Il la regardait, avec ébahissement.
La grille ouverte, elle monta sur le seuil de la petite porte. Une rigole coulait de l’autre côté. Elle ramassa tous les plis de sa jupe, et se tenait au bord, indécise.
– Voulez-vous mon aide ?
– Inutile !
– Pourquoi ?
– Ah ! vous êtes trop dangereux !
Et, dans le saut qu’elle fit, son bas blanc parut.
Bouvard se blâma d’avoir raté l’occasion. Bah ! elle se retrouverait ; – et puis les femmes ne sont pas toutes les mêmes. Il faut brusquer les unes, l’audace vous perd avec les autres. En somme, il était content de lui ; – et s’il ne confia pas son espoir à Pécuchet, ce fut dans la peur des observations, et nullement par délicatesse.
À partir de ce jour-là, ils déclamèrent souvent devant Mélie et Gorju tout en regrettant de n’avoir pas un théâtre de société.
La petite bonne s’amusait sans y rien comprendre, ébahie du langage, fascinée par le ronron des vers. Gorju applaudissait les tirades philosophiques des tragédies et tout ce qui était pour le peuple dans les mélodrames ; – si bien que charmés de son goût ils pensèrent à lui donner des leçons, pour en faire plus tard un acteur. Cette perspective éblouissait l’ouvrier.
Le bruit de leurs travaux s’était répandu. Vaucorbeil leur en parla d’une façon narquoise. Généralement on les méprisait.
Ils s’en estimaient davantage. Ils se sacrèrent artistes. Pécuchet porta des moustaches, et Bouvard ne trouva rien de mieux, avec sa mine ronde et sa calvitie, que de se faire une tête à la Béranger !
Gustave Flaubert
Bouvard et Pécuchet / 1872-1880
pierrebonnard.jpg

2 Réponses à “Bouvard et Pécuchet (1) / Gustave Flaubert”

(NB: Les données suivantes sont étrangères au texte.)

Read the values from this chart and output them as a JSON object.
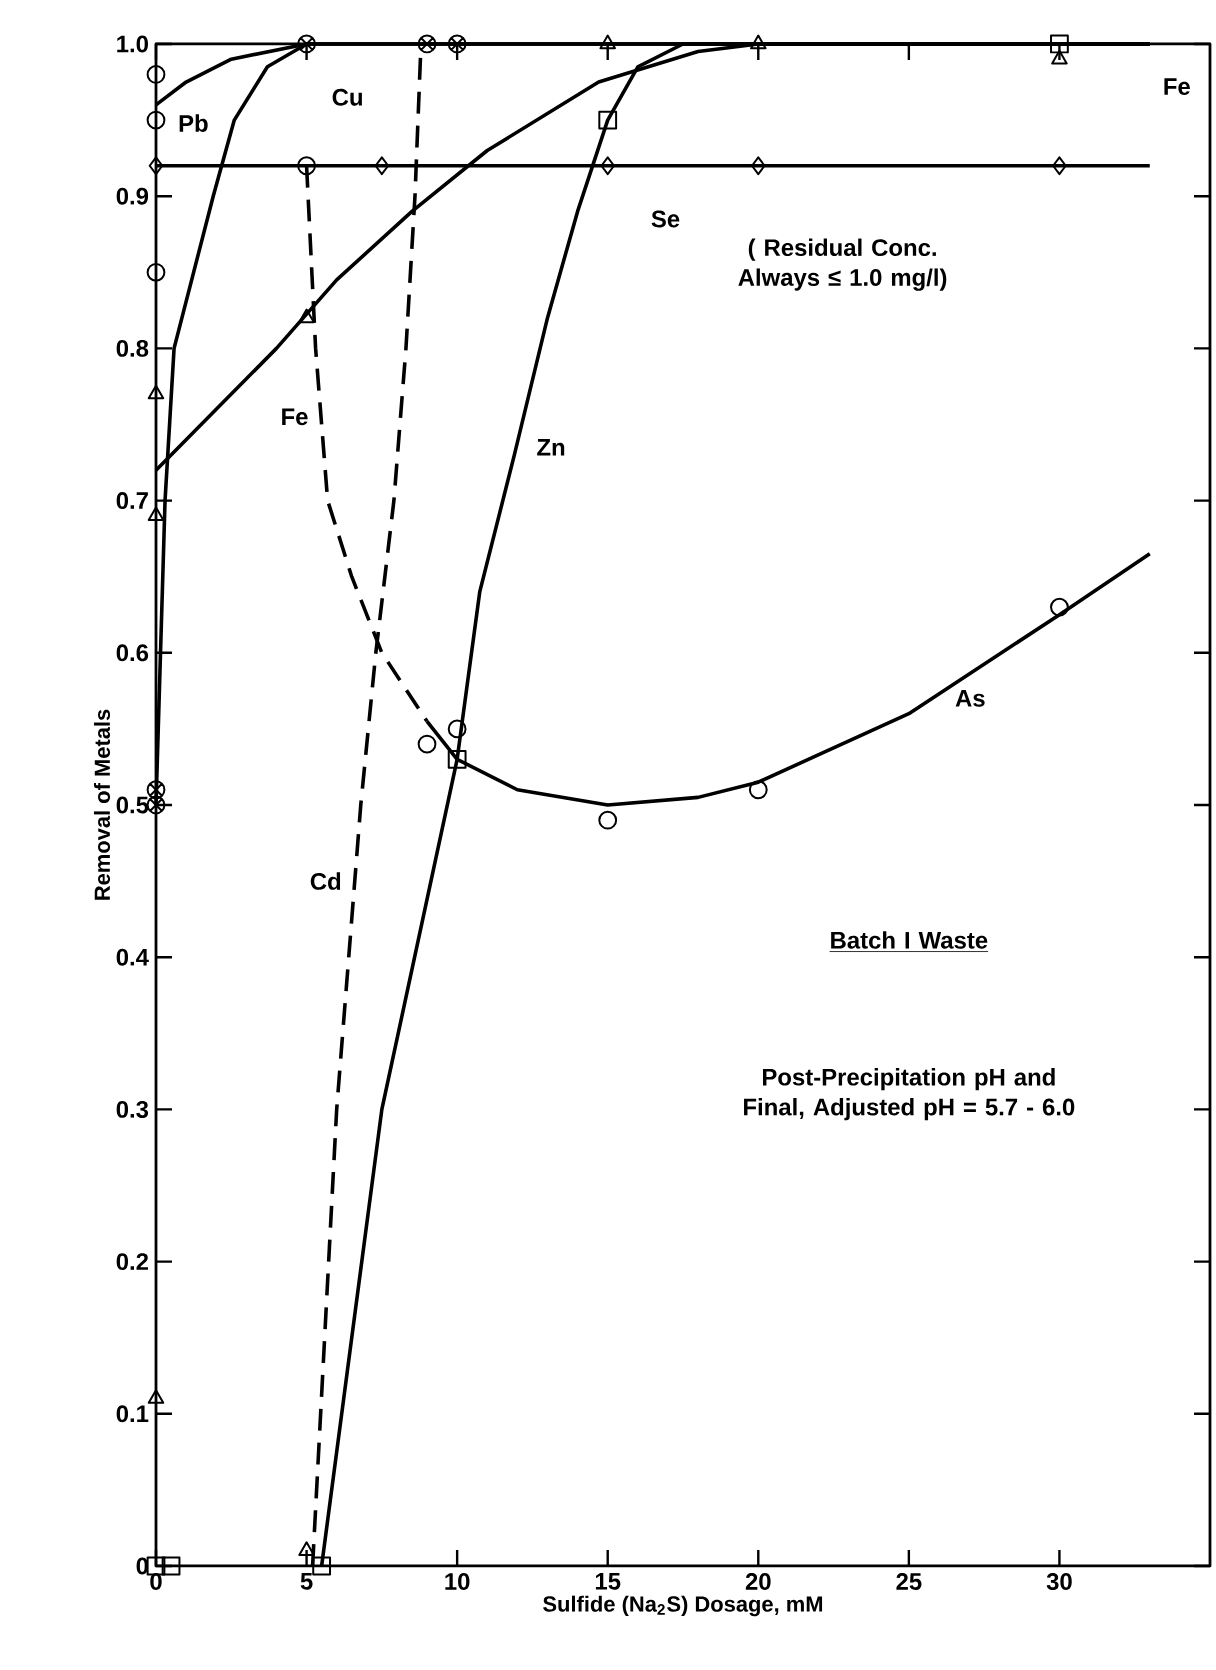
{
  "chart_data": {
    "type": "line",
    "xlabel": "Sulfide (Na$_{2}$S) Dosage, mM",
    "ylabel": "Removal of Metals",
    "xlim": [
      0,
      35
    ],
    "ylim": [
      0,
      1
    ],
    "xticks": [
      0,
      5,
      10,
      15,
      20,
      25,
      30
    ],
    "yticks": [
      0,
      0.1,
      0.2,
      0.3,
      0.4,
      0.5,
      0.6,
      0.7,
      0.8,
      0.9,
      {
        "value": 1,
        "label": "1.0"
      }
    ],
    "grid": false,
    "annotations": [
      "( Residual Conc. Always ≤ 1.0 mg/l)",
      "Batch I Waste",
      "Post-Precipitation pH and Final, Adjusted pH = 5.7 - 6.0"
    ],
    "series": [
      {
        "type": "scatter",
        "color": "#000000",
        "marker": "circle",
        "x": [
          0,
          0
        ],
        "values": [
          0.98,
          0.95
        ]
      },
      {
        "type": "line",
        "name": "Pb",
        "color": "#000000",
        "marker": "none",
        "line_style": "solid",
        "x": [
          0,
          1,
          2.5,
          5,
          33
        ],
        "values": [
          0.96,
          0.975,
          0.99,
          1.0,
          1.0
        ]
      },
      {
        "type": "scatter",
        "color": "#000000",
        "marker": "cross",
        "x": [
          0,
          0,
          5,
          9,
          10
        ],
        "values": [
          0.51,
          0.5,
          1.0,
          1.0,
          1.0
        ]
      },
      {
        "type": "line",
        "name": "Cu",
        "color": "#000000",
        "marker": "none",
        "line_style": "solid",
        "x": [
          0,
          0.3,
          0.6,
          1.9,
          2.6,
          3.7,
          5,
          33
        ],
        "values": [
          0.5,
          0.7,
          0.8,
          0.9,
          0.95,
          0.985,
          1.0,
          1.0
        ]
      },
      {
        "type": "scatter",
        "color": "#000000",
        "marker": "triangle",
        "x": [
          0,
          5,
          15,
          20
        ],
        "values": [
          0.11,
          0.01,
          1.0,
          1.0
        ]
      },
      {
        "type": "line",
        "name": "Cd",
        "color": "#000000",
        "marker": "none",
        "line_style": "dashed",
        "x": [
          5.2,
          6,
          6.8,
          7.3,
          7.9,
          8.3,
          8.6,
          8.8
        ],
        "values": [
          0,
          0.3,
          0.5,
          0.6,
          0.7,
          0.8,
          0.9,
          1.0
        ]
      },
      {
        "type": "scatter",
        "color": "#000000",
        "marker": "square",
        "x": [
          0,
          0.5,
          5.5,
          10,
          15,
          30
        ],
        "values": [
          0,
          0,
          0,
          0.53,
          0.95,
          1.0
        ]
      },
      {
        "type": "line",
        "name": "Zn",
        "color": "#000000",
        "marker": "none",
        "line_style": "solid",
        "x": [
          5.5,
          7.5,
          10,
          10.75,
          11.9,
          13,
          14,
          15,
          16,
          17.5,
          33
        ],
        "values": [
          0,
          0.3,
          0.53,
          0.64,
          0.73,
          0.82,
          0.89,
          0.95,
          0.985,
          1.0,
          1.0
        ]
      },
      {
        "type": "scatter",
        "color": "#000000",
        "marker": "triangle",
        "x": [
          0,
          0,
          5,
          30
        ],
        "values": [
          0.77,
          0.69,
          0.82,
          0.99
        ]
      },
      {
        "type": "line",
        "name": "Fe",
        "color": "#000000",
        "marker": "none",
        "line_style": "solid",
        "x": [
          0,
          2,
          4,
          6,
          8.5,
          11,
          14.7,
          18,
          20,
          33
        ],
        "values": [
          0.72,
          0.76,
          0.8,
          0.845,
          0.89,
          0.93,
          0.975,
          0.995,
          1.0,
          1.0
        ]
      },
      {
        "type": "scatter",
        "color": "#000000",
        "marker": "diamond",
        "x": [
          0,
          7.5,
          15,
          20,
          30
        ],
        "values": [
          0.92,
          0.92,
          0.92,
          0.92,
          0.92
        ]
      },
      {
        "type": "line",
        "name": "Se",
        "color": "#000000",
        "marker": "none",
        "line_style": "solid",
        "x": [
          0,
          33
        ],
        "values": [
          0.92,
          0.92
        ]
      },
      {
        "type": "scatter",
        "color": "#000000",
        "marker": "circle",
        "x": [
          0,
          5,
          9,
          10,
          15,
          20,
          30
        ],
        "values": [
          0.85,
          0.92,
          0.54,
          0.55,
          0.49,
          0.51,
          0.63
        ]
      },
      {
        "type": "line",
        "color": "#000000",
        "marker": "none",
        "line_style": "dashed",
        "x": [
          5,
          5.3,
          5.7,
          6.5,
          7.5,
          9
        ],
        "values": [
          0.92,
          0.8,
          0.7,
          0.65,
          0.6,
          0.555
        ]
      },
      {
        "type": "line",
        "name": "As",
        "color": "#000000",
        "marker": "none",
        "line_style": "solid",
        "x": [
          9,
          10,
          12,
          15,
          18,
          20,
          25,
          30,
          33
        ],
        "values": [
          0.555,
          0.53,
          0.51,
          0.5,
          0.505,
          0.515,
          0.56,
          0.625,
          0.665
        ]
      }
    ]
  }
}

  • Bien humains, ces deux loustics, pris dans l’écriture ciselée de Flaubert.
    Mais je suis emportée par le tableau de Bonnard : ses fenêtres me tourneboulent les sens, la couleur d’une subtilité affolante, ça vibre autant à l’intérieur qu’à l’extérieur, ça irradie, l’art du mouvement dans une image d’immobilité apparente. La chaise bascule vers nous et tout à coup apparaît le visage de Marthe comme un dessin caché dans le mur. Tout est là mais tout est mystère, simple et tellement compliqué.

  • Et aussi je voulais parler du petit chat qui attire le regard vers la main de Marthe, c’est la douceur la volupté le ronronnement du bonheur domestique et nous n’avons plus qu’à imaginer le corps de Marthe dans la méridienne alanguie, et finalement au centre, entre Marthe (le début, l’esquisse,le poudroiement) et la chaise, qu’y-a t’il ? du vide, du papier peint à rayures mais encore des faisceaux violines qui nous lancent comme des fusées vers le ciel je pourrai parler encore et encore sur ce tableau c’est magnifique magnifique.